現在の自民党維新政権は「世論を背景に政治主導を徹底させたい」という思惑があるのだろう。確かに期待感を示す人は多い。NRIの木内登英氏も期待を寄せているようだ。
しかしながら政治の一方的な既得権整理はかなり戦略的に進めないと単に支持母体を動揺させるだけに終わる可能性が高い。この失敗例も民主党政権に見ることができる。それは残酷政治ショーと受け止められた蓮舫氏の行政仕訳だ。
蓮舫氏の例からもわかるように最も懸念されるのは維新が世論誘導に成功してしまった時である。おそらく高市政権の支持率は上がるだろうが、無党派層は組織的に自民党を応援したりはしない。結果的に自民党の支持基盤が動揺するだけに終わってしまう可能性が高い。
高市総理の危機管理能力の欠如も気がかりだ。
高市総理は総務大臣時代に総務官僚と確執があったと伝えられており、2023年の放送法文書問題で表面化した。ただしこれが総務官僚の正義感(放送行政の在り方)から来たものなのかあるいは既得権(総務官僚が放送局を監督するのであってその権限を内閣に奪われたくない)だったのかは未だに明らかになっていない。おそらくはこの両方が混じり合っていたはずである。
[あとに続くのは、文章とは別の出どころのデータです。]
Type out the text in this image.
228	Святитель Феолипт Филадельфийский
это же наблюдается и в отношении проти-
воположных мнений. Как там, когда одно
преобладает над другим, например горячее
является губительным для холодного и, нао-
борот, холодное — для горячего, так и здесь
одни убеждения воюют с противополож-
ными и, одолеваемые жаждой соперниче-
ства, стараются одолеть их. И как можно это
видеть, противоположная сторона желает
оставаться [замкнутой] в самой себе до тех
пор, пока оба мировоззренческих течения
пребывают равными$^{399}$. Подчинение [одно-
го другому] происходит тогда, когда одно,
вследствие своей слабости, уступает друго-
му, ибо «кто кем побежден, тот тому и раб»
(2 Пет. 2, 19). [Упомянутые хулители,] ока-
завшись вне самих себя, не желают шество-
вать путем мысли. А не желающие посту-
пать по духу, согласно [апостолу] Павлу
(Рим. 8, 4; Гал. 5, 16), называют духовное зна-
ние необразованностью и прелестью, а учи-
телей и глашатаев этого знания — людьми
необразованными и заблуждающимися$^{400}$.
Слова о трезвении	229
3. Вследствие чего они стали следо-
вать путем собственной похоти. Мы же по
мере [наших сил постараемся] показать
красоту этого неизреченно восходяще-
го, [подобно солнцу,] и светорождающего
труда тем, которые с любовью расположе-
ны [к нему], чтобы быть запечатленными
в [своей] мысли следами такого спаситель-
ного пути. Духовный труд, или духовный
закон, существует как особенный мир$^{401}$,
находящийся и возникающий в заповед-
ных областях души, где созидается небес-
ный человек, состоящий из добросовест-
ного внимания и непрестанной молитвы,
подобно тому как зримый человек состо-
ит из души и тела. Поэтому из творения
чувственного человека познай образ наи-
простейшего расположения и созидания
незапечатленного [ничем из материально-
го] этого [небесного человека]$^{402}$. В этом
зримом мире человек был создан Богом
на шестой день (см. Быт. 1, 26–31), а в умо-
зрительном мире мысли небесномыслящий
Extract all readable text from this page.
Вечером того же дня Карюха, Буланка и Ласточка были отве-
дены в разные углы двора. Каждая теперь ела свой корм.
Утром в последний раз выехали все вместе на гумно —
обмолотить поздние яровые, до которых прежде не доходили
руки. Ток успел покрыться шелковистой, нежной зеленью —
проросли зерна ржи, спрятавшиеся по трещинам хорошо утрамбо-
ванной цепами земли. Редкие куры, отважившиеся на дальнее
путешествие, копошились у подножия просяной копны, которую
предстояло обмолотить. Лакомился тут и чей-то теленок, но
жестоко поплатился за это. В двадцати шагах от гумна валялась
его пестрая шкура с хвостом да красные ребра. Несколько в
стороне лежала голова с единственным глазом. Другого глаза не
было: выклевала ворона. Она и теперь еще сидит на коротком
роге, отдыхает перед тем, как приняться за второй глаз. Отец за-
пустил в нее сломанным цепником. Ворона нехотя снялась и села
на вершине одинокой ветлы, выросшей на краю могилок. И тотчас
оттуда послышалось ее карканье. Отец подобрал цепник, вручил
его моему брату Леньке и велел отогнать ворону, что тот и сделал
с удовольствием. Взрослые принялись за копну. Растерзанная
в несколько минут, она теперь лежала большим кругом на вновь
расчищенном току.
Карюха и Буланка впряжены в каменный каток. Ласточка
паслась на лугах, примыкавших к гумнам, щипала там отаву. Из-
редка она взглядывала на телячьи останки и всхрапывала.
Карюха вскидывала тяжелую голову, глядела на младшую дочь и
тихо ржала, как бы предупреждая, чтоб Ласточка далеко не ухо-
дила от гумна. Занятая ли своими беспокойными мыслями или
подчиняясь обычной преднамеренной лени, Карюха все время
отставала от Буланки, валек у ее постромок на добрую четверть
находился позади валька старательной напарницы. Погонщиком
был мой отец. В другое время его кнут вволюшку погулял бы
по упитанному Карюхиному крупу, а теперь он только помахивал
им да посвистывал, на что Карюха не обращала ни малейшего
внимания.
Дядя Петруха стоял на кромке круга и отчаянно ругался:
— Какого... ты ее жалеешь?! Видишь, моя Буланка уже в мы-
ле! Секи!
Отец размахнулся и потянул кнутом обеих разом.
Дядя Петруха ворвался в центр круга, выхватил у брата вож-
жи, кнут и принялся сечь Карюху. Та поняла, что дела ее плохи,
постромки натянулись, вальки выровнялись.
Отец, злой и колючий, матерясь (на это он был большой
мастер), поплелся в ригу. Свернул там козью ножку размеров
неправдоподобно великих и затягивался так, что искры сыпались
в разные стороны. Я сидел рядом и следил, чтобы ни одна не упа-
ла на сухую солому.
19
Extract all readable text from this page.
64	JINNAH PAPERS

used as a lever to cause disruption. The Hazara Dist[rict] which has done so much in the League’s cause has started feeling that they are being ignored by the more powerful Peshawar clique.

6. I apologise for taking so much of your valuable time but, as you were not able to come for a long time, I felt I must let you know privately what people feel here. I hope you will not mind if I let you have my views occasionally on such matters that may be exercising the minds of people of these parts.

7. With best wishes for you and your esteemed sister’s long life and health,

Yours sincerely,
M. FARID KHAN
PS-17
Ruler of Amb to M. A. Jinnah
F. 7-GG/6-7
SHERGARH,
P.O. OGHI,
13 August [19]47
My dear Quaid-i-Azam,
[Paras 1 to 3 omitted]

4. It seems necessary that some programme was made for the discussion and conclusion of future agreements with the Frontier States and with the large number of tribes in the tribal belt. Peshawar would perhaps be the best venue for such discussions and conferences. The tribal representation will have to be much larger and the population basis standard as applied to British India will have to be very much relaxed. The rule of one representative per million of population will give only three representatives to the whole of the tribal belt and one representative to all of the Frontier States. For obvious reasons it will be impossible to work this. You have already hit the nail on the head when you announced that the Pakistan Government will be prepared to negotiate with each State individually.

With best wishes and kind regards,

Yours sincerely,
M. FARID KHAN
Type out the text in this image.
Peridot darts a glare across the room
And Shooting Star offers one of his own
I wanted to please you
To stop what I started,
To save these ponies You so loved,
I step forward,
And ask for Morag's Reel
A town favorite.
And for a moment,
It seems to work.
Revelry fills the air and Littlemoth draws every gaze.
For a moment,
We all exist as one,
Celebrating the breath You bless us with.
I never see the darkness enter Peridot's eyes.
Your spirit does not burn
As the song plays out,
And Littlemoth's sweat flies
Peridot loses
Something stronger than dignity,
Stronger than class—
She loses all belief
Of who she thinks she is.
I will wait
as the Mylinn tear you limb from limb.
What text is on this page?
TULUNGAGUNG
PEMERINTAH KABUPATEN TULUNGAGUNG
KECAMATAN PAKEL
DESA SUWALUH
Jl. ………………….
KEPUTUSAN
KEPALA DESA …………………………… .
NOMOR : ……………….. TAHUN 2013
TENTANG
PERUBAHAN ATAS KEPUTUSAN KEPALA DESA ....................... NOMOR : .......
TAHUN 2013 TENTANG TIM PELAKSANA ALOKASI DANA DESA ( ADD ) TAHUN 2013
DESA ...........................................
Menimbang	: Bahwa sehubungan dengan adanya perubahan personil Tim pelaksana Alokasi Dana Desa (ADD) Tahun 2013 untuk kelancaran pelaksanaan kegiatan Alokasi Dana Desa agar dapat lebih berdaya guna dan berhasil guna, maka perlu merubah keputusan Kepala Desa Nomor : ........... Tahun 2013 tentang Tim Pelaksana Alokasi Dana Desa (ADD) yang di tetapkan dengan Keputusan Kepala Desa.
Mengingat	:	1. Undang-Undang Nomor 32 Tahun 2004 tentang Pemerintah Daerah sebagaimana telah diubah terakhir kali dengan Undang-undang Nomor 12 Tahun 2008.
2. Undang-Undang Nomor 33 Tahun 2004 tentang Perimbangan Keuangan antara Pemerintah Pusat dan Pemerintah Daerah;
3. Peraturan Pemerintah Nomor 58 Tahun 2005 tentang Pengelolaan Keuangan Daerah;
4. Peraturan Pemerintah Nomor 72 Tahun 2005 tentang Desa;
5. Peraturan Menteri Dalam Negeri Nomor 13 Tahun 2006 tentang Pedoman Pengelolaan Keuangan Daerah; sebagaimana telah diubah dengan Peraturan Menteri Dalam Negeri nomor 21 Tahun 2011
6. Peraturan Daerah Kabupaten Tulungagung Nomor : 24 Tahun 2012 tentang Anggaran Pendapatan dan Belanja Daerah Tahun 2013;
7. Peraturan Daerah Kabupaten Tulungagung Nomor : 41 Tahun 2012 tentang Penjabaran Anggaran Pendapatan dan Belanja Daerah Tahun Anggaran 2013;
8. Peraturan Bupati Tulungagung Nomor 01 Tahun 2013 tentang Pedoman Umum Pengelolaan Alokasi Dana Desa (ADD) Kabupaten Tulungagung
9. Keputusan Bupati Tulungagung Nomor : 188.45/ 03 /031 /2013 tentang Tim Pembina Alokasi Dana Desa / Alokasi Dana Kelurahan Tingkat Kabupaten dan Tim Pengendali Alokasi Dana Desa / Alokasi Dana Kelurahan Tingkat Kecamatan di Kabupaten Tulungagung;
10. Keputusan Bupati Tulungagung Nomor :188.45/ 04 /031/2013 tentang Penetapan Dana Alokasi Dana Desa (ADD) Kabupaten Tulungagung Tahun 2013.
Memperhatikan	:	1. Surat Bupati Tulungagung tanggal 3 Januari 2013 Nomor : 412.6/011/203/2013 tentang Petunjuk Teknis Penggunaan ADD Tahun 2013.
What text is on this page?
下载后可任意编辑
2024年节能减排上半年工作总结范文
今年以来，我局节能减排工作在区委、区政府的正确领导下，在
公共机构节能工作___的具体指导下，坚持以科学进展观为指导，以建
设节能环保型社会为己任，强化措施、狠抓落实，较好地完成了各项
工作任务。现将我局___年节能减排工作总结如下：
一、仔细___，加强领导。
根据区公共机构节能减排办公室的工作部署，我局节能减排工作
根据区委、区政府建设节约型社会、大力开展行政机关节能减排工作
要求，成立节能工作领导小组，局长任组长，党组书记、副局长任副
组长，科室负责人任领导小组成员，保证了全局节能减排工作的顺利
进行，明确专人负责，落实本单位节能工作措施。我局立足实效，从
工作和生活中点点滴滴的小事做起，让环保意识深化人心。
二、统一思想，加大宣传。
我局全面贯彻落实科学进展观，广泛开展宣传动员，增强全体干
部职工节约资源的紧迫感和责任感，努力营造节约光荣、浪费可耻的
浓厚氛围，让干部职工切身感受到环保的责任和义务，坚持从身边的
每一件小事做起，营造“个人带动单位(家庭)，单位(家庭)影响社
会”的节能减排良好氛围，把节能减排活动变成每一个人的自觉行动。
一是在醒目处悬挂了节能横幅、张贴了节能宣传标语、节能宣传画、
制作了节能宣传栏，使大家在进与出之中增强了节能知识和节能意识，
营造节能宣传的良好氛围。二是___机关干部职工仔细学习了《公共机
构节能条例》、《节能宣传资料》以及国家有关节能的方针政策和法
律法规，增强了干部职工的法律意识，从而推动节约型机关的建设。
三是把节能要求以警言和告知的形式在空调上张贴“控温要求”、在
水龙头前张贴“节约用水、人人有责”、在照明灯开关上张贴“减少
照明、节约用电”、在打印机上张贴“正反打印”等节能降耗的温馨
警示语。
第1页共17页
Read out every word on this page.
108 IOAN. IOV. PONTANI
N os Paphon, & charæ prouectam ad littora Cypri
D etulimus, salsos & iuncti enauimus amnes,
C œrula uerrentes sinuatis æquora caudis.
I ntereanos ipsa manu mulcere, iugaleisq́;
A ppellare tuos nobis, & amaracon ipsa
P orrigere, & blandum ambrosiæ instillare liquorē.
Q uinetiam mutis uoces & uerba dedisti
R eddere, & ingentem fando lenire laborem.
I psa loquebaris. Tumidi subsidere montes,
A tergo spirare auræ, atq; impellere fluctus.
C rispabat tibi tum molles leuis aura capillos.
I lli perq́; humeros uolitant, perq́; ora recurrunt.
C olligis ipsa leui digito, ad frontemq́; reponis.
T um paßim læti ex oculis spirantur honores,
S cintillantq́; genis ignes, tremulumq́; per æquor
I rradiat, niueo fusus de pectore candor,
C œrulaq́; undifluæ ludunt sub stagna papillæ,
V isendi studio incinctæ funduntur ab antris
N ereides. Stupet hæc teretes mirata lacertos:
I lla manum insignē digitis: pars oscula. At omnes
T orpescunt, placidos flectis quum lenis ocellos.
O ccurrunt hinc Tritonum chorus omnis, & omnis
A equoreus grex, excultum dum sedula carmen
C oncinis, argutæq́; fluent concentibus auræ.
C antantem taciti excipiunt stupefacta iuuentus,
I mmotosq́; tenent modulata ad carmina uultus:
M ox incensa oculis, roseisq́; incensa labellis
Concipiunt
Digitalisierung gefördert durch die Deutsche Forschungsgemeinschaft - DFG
つまり世論の圧力が強まれば強まるほど官僚は「自分たちの存在意義」が脅威にさらされていると考えて政府に反抗するようになるだろう。
アメリカ合衆国は権限委譲がはっきりとした国なので争いはあくまでも「予算と権限」に限定された。しかし、権限委譲が曖昧な日本では受動的ながらも感情的な抵抗に泥沼化しやすい。